[Draft – not yet approved by the Computer Committee.]
[After approval this will be announced to the Membership as a Computer Committee fiat.]

Access to NESFA's Network and Computer resources.

Much of the information needed to access these resources is not secret (e.g., contact information for the provider, account names, etc.) and shall be published on the Current Services page of the Computer Committee section of NESFA's web site so that it can easily be found by any member. The people currently responsible for each resource shall also be listed there.

For each resource, the persons authorized to know the password or other access control information are those designated as responsible for managing and maintaining that resource plus the members of the Computer and Web Committees and any other individuals who are expected to deal with emergency situations.

To enable dealing with emergency situations when none of the responsible people are available, the secret information for each resource shall be written down, sealed in an envelope identifying it as emergency access-control information and marked with the name of the resource to which it applies and the date on which it was sealed; this envelope shall be placed in the Computer Committee safe. That safe can be opened by any member of the E-Board or of the Computer or Web Committees; if necessary the combination can be obtained from those people by telephone.

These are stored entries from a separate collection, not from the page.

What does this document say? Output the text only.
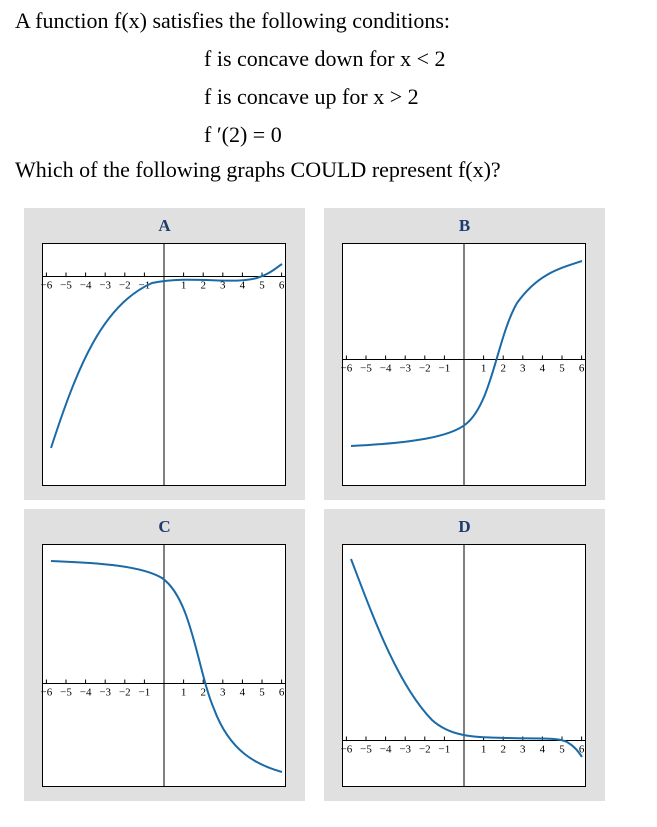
A function f(x) satisfies the following conditions:
f is concave down for x < 2
f is concave up for x > 2
f ′(2) = 0
Which of the following graphs COULD represent f(x)?
A
−6 −5 −4 −3 −2 −1	1 2 3 4 5 6
B
−6 −5 −4 −3 −2 −1	1 2 3 4 5 6
C
−6 −5 −4 −3 −2 −1	1 2 3 4 5 6
D
−6 −5 −4 −3 −2 −1	1 2 3 4 5 6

Whenever such an envelope is opened, the person opening it should as soon as possible both notify one of the people responsible for that resource and post to the geeks mailing list the fact that it has been opened and a brief report on what problem occured and what was done to solve it. The secret information should be resealed and returned to the safe so it remains available in case of a further emergency.

Passwords (or other access-control secrets) for most resources should be changed periodically and whenever they have been revealed to a person not ordinarily authorized to know them or are thought to have been compromised. When this is done a new emergency-access envelope is prepared and placed in the safe and the old one is destroyed. The new information must be communicated in a timely and secure manner to the persons authorized to know it.